His quickness of intellect showed itself in everything connected with his illustrious and ill-fated sire. On the day before our visit, the English commodore, Sir Neil Campbell, who accompanied Napoleon to Elba, was presented to his son. ‘Are you not pleased, prince, to see this gentleman, who left your father only a few days ago?’ asked Mme, de Montesquiou, presenting the officer. ‘Yes,’ was the answer, ‘I am pleased.’ Then, putting his finger to his lips, he added, ‘But we must not say so.’
The commodore took the child into his arms. ‘Your papa has told me to kiss you for him,’ he said, suiting the action to the word, after which he gently put him down. The child had a German top in his hands. He flung it down with such force as to break it to pieces. ‘Poor papa!’ he gasped, bursting into tears.[47]
What were the thoughts that moved him, and how, at his tender age, could he grasp the whole extent of the ambiguous and false position of the son of Napoleon being a prisoner, as it were, in the Austrian palace of Schönbrunn!
With regard to the loss of the sovereignty bestowed upon him at his birth, he expressed himself with a melancholy and touching resignation. ‘I see very well that I am no longer a king,’ he repeated during his journey from Rambouillet to Vienna; ‘I have no longer any pages.’[48] The Prince de Ligne having shown him some medals struck on the occasion of his birth, he remarked, ‘I remember them; they were made when I was king.’
This plucky resignation, which was the most conspicuous trait of his character, abided with him up to his last moments. When, at the age of twenty-two, undermined by a most painful malady, he was dying at that same palace of Schönbrunn, and beheld Death advancing slowly but surely, he, handsome, young, talented, and the offspring of a great man, talked of his impending end with those surrounding him, taking, as it were, a cruel pleasure in dispelling all the illusions of hope.

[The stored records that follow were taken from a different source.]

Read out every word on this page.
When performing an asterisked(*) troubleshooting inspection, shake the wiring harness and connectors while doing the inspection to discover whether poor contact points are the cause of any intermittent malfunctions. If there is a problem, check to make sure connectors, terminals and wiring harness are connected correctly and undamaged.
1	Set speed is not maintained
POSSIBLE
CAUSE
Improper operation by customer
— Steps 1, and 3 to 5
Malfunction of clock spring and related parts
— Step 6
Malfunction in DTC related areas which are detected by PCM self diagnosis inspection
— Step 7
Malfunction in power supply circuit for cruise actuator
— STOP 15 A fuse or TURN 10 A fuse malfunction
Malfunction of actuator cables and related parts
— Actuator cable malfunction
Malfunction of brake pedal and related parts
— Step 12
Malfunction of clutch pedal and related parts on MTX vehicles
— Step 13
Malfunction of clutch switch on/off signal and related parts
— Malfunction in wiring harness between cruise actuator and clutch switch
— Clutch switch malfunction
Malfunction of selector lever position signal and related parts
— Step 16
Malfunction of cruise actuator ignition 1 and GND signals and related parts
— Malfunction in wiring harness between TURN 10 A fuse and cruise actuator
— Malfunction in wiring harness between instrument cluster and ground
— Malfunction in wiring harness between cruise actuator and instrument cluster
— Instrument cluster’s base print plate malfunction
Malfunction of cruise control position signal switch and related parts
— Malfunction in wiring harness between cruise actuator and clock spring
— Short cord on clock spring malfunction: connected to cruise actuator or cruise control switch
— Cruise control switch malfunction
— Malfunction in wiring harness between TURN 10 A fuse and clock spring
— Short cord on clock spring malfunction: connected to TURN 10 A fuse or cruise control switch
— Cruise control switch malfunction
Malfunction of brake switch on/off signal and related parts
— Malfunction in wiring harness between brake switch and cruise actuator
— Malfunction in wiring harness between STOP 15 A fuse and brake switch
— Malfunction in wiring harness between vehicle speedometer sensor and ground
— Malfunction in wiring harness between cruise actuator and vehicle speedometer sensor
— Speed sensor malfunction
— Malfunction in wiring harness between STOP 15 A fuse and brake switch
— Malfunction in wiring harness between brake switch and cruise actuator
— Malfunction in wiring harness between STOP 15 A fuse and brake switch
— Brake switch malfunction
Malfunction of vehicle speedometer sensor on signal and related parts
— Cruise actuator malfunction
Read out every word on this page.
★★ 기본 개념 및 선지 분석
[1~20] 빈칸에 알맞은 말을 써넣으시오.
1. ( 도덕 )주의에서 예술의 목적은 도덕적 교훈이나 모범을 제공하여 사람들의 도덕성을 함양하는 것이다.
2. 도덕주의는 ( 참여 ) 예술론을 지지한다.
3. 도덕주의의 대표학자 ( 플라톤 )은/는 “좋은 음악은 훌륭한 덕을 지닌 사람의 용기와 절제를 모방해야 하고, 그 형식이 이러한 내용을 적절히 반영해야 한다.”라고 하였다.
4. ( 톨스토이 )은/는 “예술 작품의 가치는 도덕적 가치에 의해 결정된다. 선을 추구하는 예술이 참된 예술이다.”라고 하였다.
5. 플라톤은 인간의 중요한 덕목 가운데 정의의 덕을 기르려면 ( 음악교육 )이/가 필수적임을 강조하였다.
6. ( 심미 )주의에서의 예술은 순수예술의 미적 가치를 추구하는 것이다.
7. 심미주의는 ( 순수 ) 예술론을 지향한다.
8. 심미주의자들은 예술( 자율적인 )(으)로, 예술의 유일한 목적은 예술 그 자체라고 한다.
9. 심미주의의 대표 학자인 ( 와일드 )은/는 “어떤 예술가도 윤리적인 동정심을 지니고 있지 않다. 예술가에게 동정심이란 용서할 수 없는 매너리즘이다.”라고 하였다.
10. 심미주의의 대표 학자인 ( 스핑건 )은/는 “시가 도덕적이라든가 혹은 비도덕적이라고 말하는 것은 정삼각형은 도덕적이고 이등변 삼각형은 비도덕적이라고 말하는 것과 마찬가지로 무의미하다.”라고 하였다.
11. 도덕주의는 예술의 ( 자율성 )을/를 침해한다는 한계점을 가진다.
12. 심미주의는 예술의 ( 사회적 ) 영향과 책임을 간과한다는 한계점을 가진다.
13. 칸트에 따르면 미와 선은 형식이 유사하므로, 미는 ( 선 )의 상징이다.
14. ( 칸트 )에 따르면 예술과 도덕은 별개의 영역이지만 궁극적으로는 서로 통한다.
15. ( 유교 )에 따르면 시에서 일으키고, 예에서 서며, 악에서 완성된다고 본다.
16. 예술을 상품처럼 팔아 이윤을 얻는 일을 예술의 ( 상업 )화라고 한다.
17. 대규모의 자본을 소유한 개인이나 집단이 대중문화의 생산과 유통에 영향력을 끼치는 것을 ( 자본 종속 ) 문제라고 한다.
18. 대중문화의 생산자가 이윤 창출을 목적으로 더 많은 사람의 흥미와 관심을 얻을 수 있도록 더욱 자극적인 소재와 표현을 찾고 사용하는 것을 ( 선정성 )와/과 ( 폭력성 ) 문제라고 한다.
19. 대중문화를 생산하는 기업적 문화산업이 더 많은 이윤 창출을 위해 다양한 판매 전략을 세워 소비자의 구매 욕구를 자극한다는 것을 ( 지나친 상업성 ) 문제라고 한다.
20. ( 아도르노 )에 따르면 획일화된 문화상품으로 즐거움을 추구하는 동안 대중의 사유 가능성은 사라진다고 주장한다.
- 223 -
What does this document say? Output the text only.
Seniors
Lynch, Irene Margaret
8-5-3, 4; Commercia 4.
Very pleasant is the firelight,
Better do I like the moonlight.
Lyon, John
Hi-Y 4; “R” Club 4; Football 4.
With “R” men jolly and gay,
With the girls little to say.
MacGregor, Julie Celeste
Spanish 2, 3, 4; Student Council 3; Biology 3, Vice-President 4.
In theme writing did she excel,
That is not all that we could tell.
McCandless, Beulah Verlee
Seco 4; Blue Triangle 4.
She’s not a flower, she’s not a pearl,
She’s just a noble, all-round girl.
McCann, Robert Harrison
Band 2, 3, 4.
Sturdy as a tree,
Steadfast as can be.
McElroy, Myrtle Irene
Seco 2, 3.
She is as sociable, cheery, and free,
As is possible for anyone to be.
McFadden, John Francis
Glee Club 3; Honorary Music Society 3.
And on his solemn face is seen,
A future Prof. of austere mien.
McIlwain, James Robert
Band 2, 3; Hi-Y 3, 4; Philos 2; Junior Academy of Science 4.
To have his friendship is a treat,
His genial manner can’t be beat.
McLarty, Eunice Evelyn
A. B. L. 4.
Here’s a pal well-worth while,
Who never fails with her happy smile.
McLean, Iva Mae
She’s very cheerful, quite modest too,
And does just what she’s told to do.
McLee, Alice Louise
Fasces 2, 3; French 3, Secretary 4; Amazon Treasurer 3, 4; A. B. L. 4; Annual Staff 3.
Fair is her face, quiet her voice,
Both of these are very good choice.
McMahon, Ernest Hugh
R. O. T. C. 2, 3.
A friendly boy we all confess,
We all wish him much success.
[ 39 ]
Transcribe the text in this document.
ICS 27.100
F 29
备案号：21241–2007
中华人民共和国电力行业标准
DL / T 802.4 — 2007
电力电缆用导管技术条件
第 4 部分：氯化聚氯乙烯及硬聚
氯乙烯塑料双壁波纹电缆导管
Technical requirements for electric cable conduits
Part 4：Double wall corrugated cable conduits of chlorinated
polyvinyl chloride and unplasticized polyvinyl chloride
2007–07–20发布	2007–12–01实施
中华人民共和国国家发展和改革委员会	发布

We stepped up to Isabey, who had just put the finishing touches to the portrait of the young prince. It was a striking likeness, and, in common with all his works, pervaded by an exquisite grace. It was the identical picture he presented to Napoleon on the latter’s return from Elba in the following year. ‘What I like best in this portrait is its wonderful resemblance to that of Joseph II. when he was a child, which was given to me by Maria-Theresa. After all, this resemblance to a great man is a happy augury for the future.’